Tuesday, December 8, 2015

Using a proxy to feed metrics into Ganglia

The GitHub gmond-proxy project demonstrates how a simple proxy can be used to map metrics retrieved through a REST API into Ganglia's gmond TCP protocol.
The diagram shows the elements of the Ganglia monitoring system. The Ganglia server contains runs the gmetad daemon that polls for data from gmond instances and stores time series data. Trend charts are presented through the web interface. The transparent gmond-proxy replaces a native gmond daemon and delivers metrics in response to gmetad's polling requests.

The following commands install the proxy on the sFlow collector - an Ubuntu 14.04 system that is already runnig sFlow-RT:
wget https://raw.githubusercontent.com/sflow-rt/gmond-proxy/master/gmond_proxy.py
sudo mv gmond_proxy.py /etc/init.d/
sudo chown root:root /etc/init.d/gmond_proxy.py
sudo chmod 755 /etc/init.d/gmond_proxy.py
sudo service gmond_proxy.py start
sudo update-rc.d gmond_proxy.py start
The following commands install Ganglia's gmetad collector and web user interface on the Ganglia server - an Ubuntu 14.04 system:
sudo apt-get install gmetad
sudo apt-get install ganglia-webfrontend
cp /etc/ganglia-webfrontend/apache.conf /etc/apache2/sites-enabled
Next edit the /etc/ganglia/gmetad.conf file and configure the proxy as a data source:
data_source "my cluster" sflow-rt
Restart the Apache and gmetad daemons:
sudo service gmetad restart
sudo service apache2 restart
The Ganglia web user interface, shown in the screen capture, is now available at http://server/ganglia/

Ganglia natively supports sFlow, so what are some of the benefits of using the proxy?

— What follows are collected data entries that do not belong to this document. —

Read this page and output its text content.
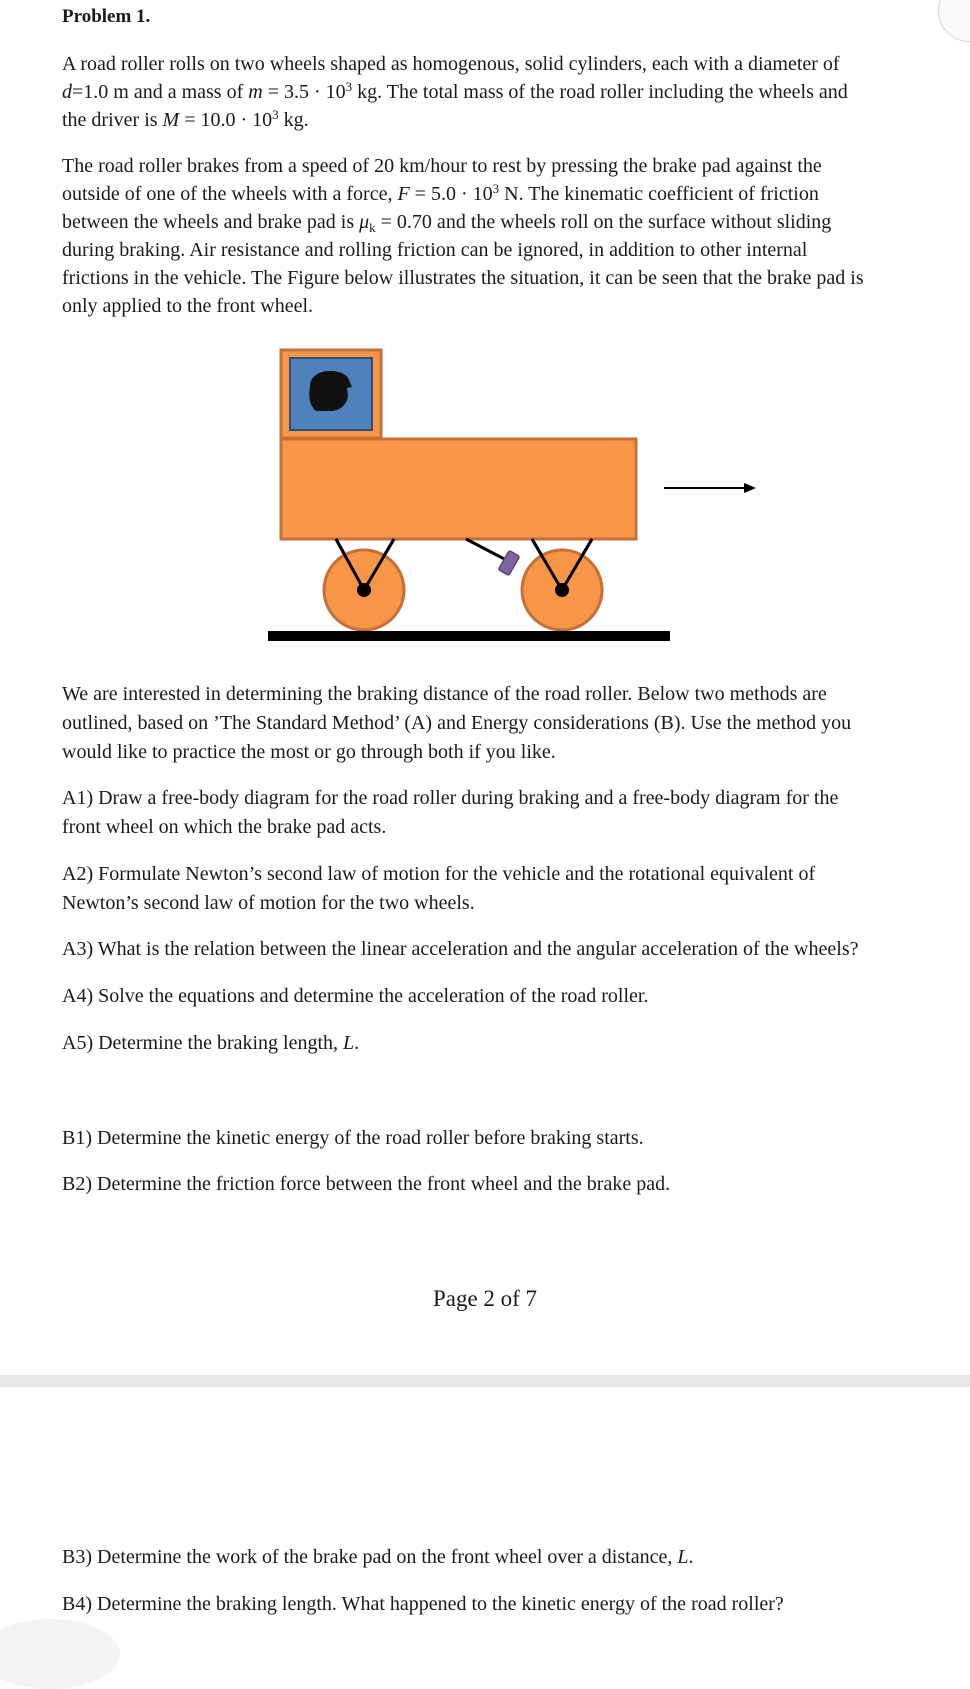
Problem 1.
A road roller rolls on two wheels shaped as homogenous, solid cylinders, each with a diameter of
d=1.0 m and a mass of $m = 3.5 \cdot 10^3$ kg. The total mass of the road roller including the wheels and
the driver is $M = 10.0 \cdot 10^3$ kg.
The road roller brakes from a speed of 20 km/hour to rest by pressing the brake pad against the
outside of one of the wheels with a force, $F = 5.0 \cdot 10^3$ N. The kinematic coefficient of friction
between the wheels and brake pad is $\mu_k = 0.70$ and the wheels roll on the surface without sliding
during braking. Air resistance and rolling friction can be ignored, in addition to other internal
frictions in the vehicle. The Figure below illustrates the situation, it can be seen that the brake pad is
only applied to the front wheel.
We are interested in determining the braking distance of the road roller. Below two methods are
outlined, based on ’The Standard Method’ (A) and Energy considerations (B). Use the method you
would like to practice the most or go through both if you like.
A1) Draw a free-body diagram for the road roller during braking and a free-body diagram for the
front wheel on which the brake pad acts.
A2) Formulate Newton’s second law of motion for the vehicle and the rotational equivalent of
Newton’s second law of motion for the two wheels.
A3) What is the relation between the linear acceleration and the angular acceleration of the wheels?
A4) Solve the equations and determine the acceleration of the road roller.
A5) Determine the braking length, L.
B1) Determine the kinetic energy of the road roller before braking starts.
B2) Determine the friction force between the front wheel and the brake pad.
Page 2 of 7
B3) Determine the work of the brake pad on the front wheel over a distance, L.
B4) Determine the braking length. What happened to the kinetic energy of the road roller?
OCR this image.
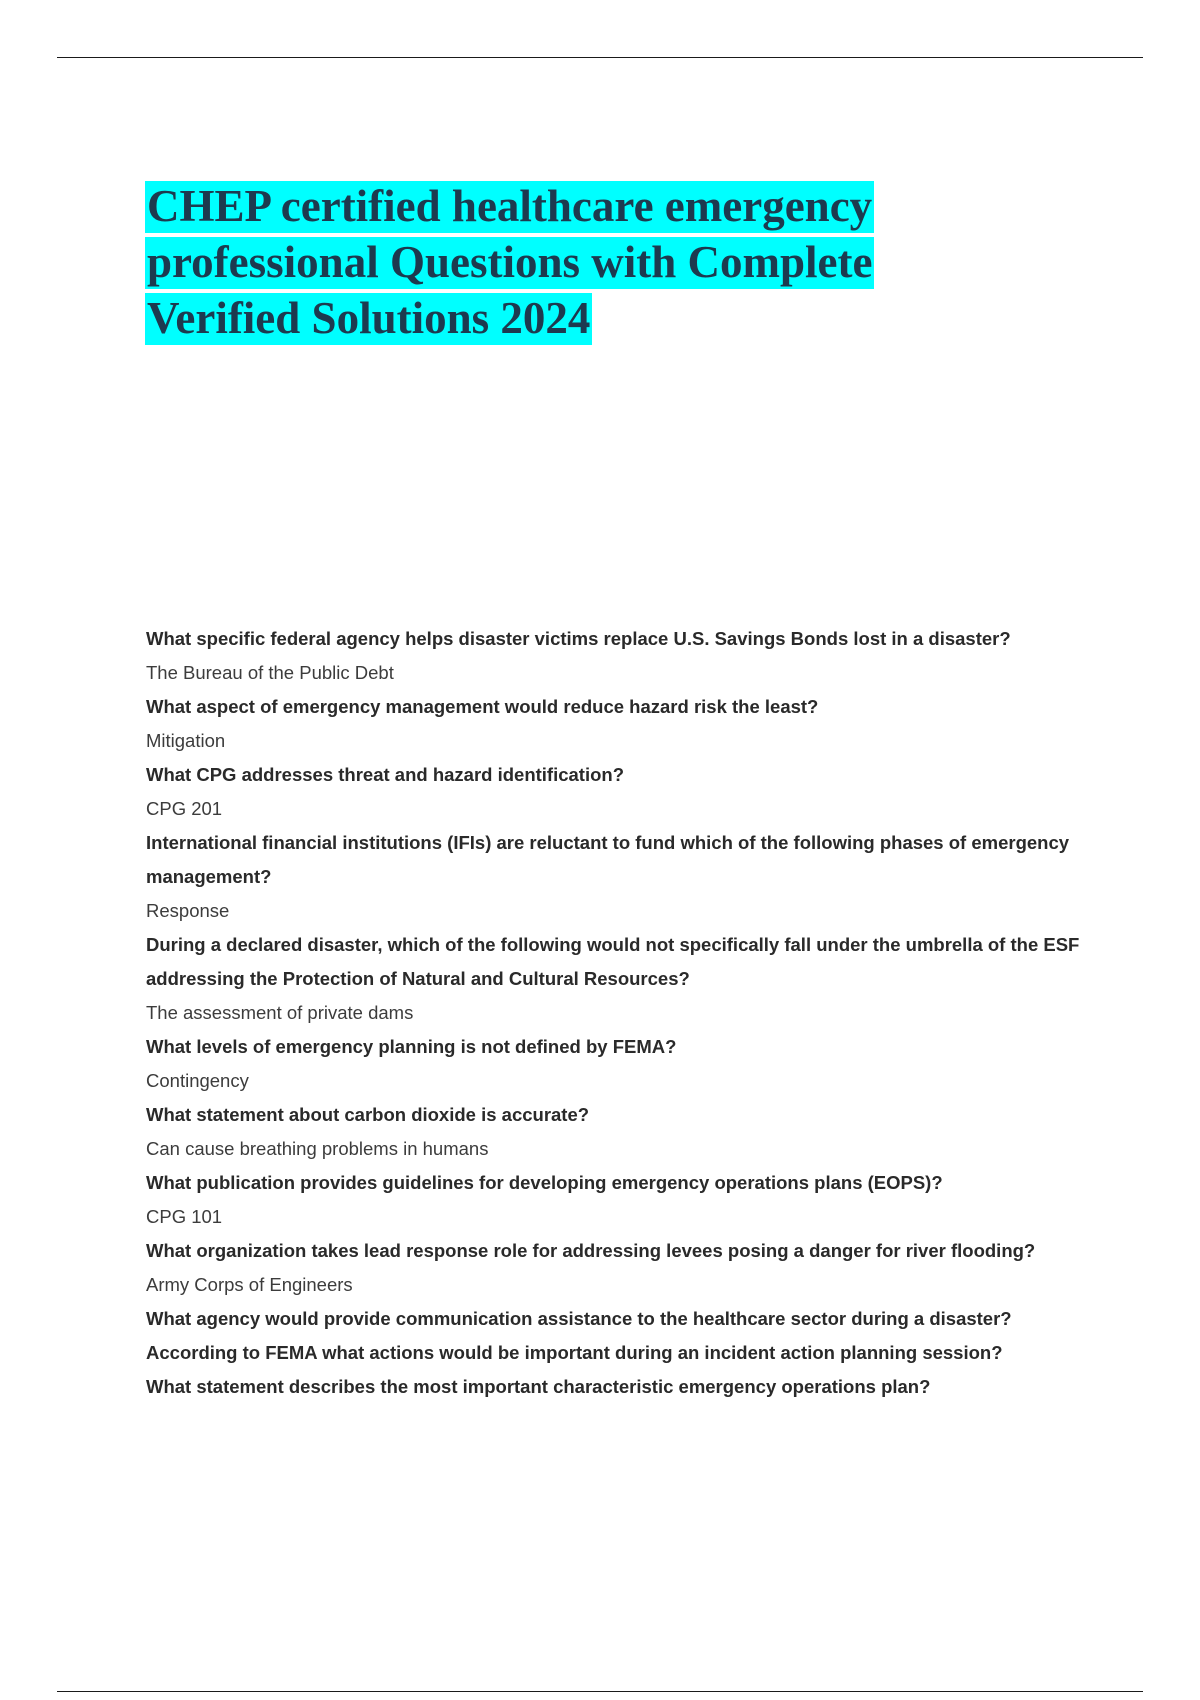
CHEP certified healthcare emergency professional Questions with Complete Verified Solutions 2024

What specific federal agency helps disaster victims replace U.S. Savings Bonds lost in a disaster?

The Bureau of the Public Debt

What aspect of emergency management would reduce hazard risk the least?

Mitigation

What CPG addresses threat and hazard identification?

CPG 201

International financial institutions (IFIs) are reluctant to fund which of the following phases of emergency management?

Response

During a declared disaster, which of the following would not specifically fall under the umbrella of the ESF addressing the Protection of Natural and Cultural Resources?

The assessment of private dams

What levels of emergency planning is not defined by FEMA?

Contingency

What statement about carbon dioxide is accurate?

Can cause breathing problems in humans

What publication provides guidelines for developing emergency operations plans (EOPS)?

CPG 101

What organization takes lead response role for addressing levees posing a danger for river flooding?

Army Corps of Engineers

What agency would provide communication assistance to the healthcare sector during a disaster?

According to FEMA what actions would be important during an incident action planning session?

What statement describes the most important characteristic emergency operations plan?
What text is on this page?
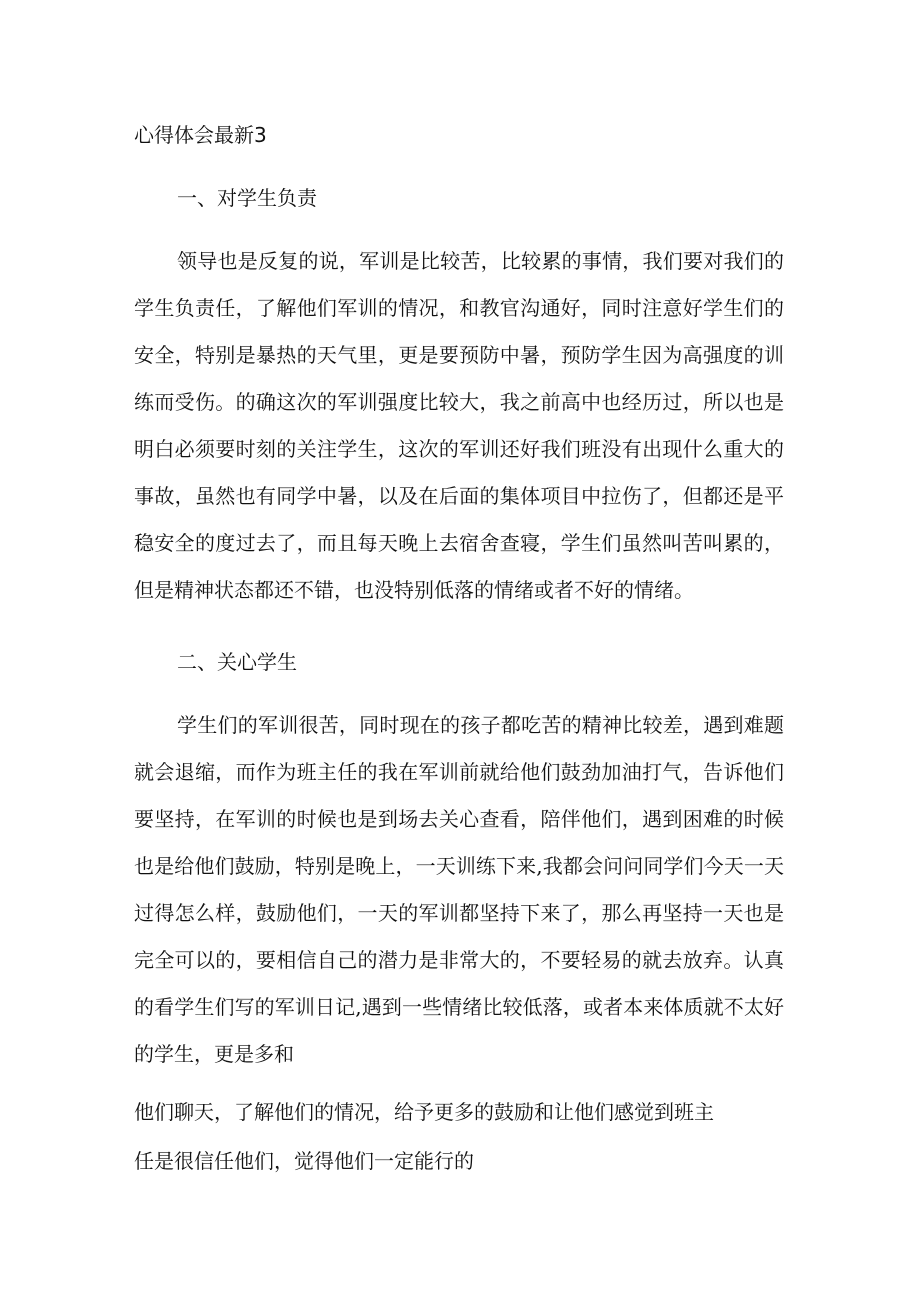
心得体会最新3
一、对学生负责

领导也是反复的说，军训是比较苦，比较累的事情，我们要对我们的学生负责任，了解他们军训的情况，和教官沟通好，同时注意好学生们的安全，特别是暴热的天气里，更是要预防中暑，预防学生因为高强度的训练而受伤。的确这次的军训强度比较大，我之前高中也经历过，所以也是明白必须要时刻的关注学生，这次的军训还好我们班没有出现什么重大的事故，虽然也有同学中暑，以及在后面的集体项目中拉伤了，但都还是平稳安全的度过去了，而且每天晚上去宿舍查寝，学生们虽然叫苦叫累的，但是精神状态都还不错，也没特别低落的情绪或者不好的情绪。

二、关心学生

学生们的军训很苦，同时现在的孩子都吃苦的精神比较差，遇到难题就会退缩，而作为班主任的我在军训前就给他们鼓劲加油打气，告诉他们要坚持，在军训的时候也是到场去关心查看，陪伴他们，遇到困难的时候也是给他们鼓励，特别是晚上，一天训练下来,我都会问问同学们今天一天过得怎么样，鼓励他们，一天的军训都坚持下来了，那么再坚持一天也是完全可以的，要相信自己的潜力是非常大的，不要轻易的就去放弃。认真的看学生们写的军训日记,遇到一些情绪比较低落，或者本来体质就不太好的学生，更是多和

他们聊天，了解他们的情况，给予更多的鼓励和让他们感觉到班主
任是很信任他们，觉得他们一定能行的
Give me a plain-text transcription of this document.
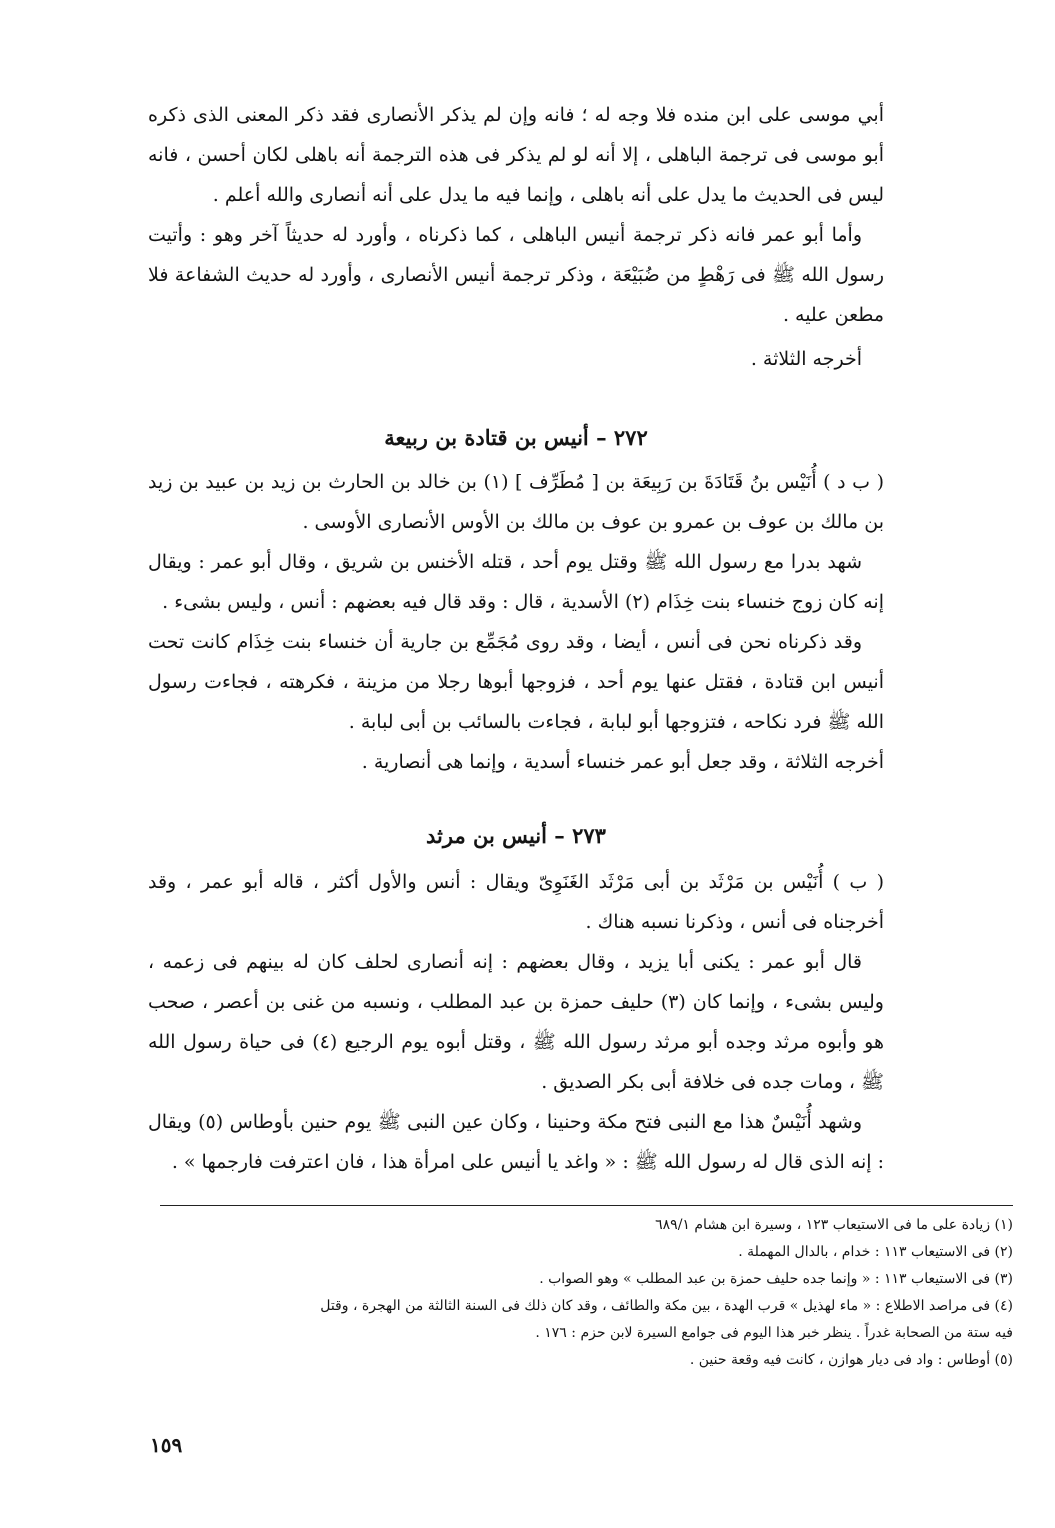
أبي موسى على ابن منده فلا وجه له ؛ فانه وإن لم يذكر الأنصارى فقد ذكر المعنى الذى ذكره أبو موسى فى ترجمة الباهلى ، إلا أنه لو لم يذكر فى هذه الترجمة أنه باهلى لكان أحسن ، فانه ليس فى الحديث ما يدل على أنه باهلى ، وإنما فيه ما يدل على أنه أنصارى والله أعلم .

وأما أبو عمر فانه ذكر ترجمة أنيس الباهلى ، كما ذكرناه ، وأورد له حديثاً آخر وهو : وأتيت رسول الله ﷺ فى رَهْطٍ من ضُبَيْعَة ، وذكر ترجمة أنيس الأنصارى ، وأورد له حديث الشفاعة فلا مطعن عليه .

أخرجه الثلاثة .

٢٧٢ – أنيس بن قتادة بن ربيعة

( ب د ) أُنَيْس بنُ قَتَادَةَ بن رَبِيعَة بن [ مُطَرِّف ] (١) بن خالد بن الحارث بن زيد بن عبيد بن زيد بن مالك بن عوف بن عمرو بن عوف بن مالك بن الأوس الأنصارى الأوسى .

شهد بدرا مع رسول الله ﷺ وقتل يوم أحد ، قتله الأخنس بن شريق ، وقال أبو عمر : ويقال إنه كان زوج خنساء بنت خِذَام (٢) الأسدية ، قال : وقد قال فيه بعضهم : أنس ، وليس بشىء .

وقد ذكرناه نحن فى أنس ، أيضا ، وقد روى مُجَمِّع بن جارية أن خنساء بنت خِذَام كانت تحت أنيس ابن قتادة ، فقتل عنها يوم أحد ، فزوجها أبوها رجلا من مزينة ، فكرهته ، فجاءت رسول الله ﷺ فرد نكاحه ، فتزوجها أبو لبابة ، فجاءت بالسائب بن أبى لبابة .

أخرجه الثلاثة ، وقد جعل أبو عمر خنساء أسدية ، وإنما هى أنصارية .

٢٧٣ – أنيس بن مرثد

( ب ) أُنَيْس بن مَرْثَد بن أبى مَرْثَد الغَنَوِىّ ويقال : أنس والأول أكثر ، قاله أبو عمر ، وقد أخرجناه فى أنس ، وذكرنا نسبه هناك .

قال أبو عمر : يكنى أبا يزيد ، وقال بعضهم : إنه أنصارى لحلف كان له بينهم فى زعمه ، وليس بشىء ، وإنما كان (٣) حليف حمزة بن عبد المطلب ، ونسبه من غنى بن أعصر ، صحب هو وأبوه مرثد وجده أبو مرثد رسول الله ﷺ ، وقتل أبوه يوم الرجيع (٤) فى حياة رسول الله ﷺ ، ومات جده فى خلافة أبى بكر الصديق .

وشهد أُنَيْسٌ هذا مع النبى فتح مكة وحنينا ، وكان عين النبى ﷺ يوم حنين بأوطاس (٥) ويقال : إنه الذى قال له رسول الله ﷺ : « واغد يا أنيس على امرأة هذا ، فان اعترفت فارجمها » .

(١) زيادة على ما فى الاستيعاب ١٢٣ ، وسيرة ابن هشام ٦٨٩/١

(٢) فى الاستيعاب ١١٣ : خدام ، بالدال المهملة .

(٣) فى الاستيعاب ١١٣ : « وإنما جده حليف حمزة بن عبد المطلب » وهو الصواب .

(٤) فى مراصد الاطلاع : « ماء لهذيل » قرب الهدة ، بين مكة والطائف ، وقد كان ذلك فى السنة الثالثة من الهجرة ، وقتل

فيه ستة من الصحابة غدراً . ينظر خبر هذا اليوم فى جوامع السيرة لابن حزم : ١٧٦ .

(٥) أوطاس : واد فى ديار هوازن ، كانت فيه وقعة حنين .

١٥٩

Firstly, the proxy allows metrics to be filtered, reducing the amount of data logged and increasing the scaleability of the Ganglia collector. Secondly, sFlow-RT generates traffic flow metrics, making them available to Ganglia. Finally, Ganglia is typically used in conjunction with additional monitoring tools that can all be driven using the analytics stream generated by sFlow-RT.

The diagram above shows how the sFlow-RT analytics engine is used to deliver metrics and events to cloud based and on-site DevOps tools, see: Cloud analytics,  InfluxDB and Grafana, Metric export to Graphite, and Exporting events using syslog. There are important scaleability and cost advantages to placing the sFlow-RT analytics engine in front of metrics collection applications as shown in the diagram. For example, in large scale cloud environments the metrics for each member of a dynamic pool are not necessarily worth trending since virtual machines are frequently added and removed. Instead, sFlow-RT can be configured to track all the members of the pool, calculate summary statistics for the pool, and log summary statistics. This pre-processing can significantly reduce storage requirements, reduce costs and increase query performance.

Monday, December 7, 2015

Broadcom BroadView Instrumentation

The diagram above, from the BroadView™ 2.0 Instrumentation Ecosystem presentation, illustrates how instrumentation built into the network Data Plane (the Broadcom Trident/Tomahawk ASICs used in most data center switches) provides visibility to Software Defined Networking (SDN) controllers so that they can optimize network performance.
The sFlow measurement standard provides open, scaleable, multi-vendor, streaming telemetry that supports SDN applications. Broadcom has been augmenting the rich set of counter and flow measurements in the base sFlow standard with additional metrics. For example, Broadcom ASIC table utilization metrics, DevOps, and SDN describes metrics that were added to track ASIC table resource consumption.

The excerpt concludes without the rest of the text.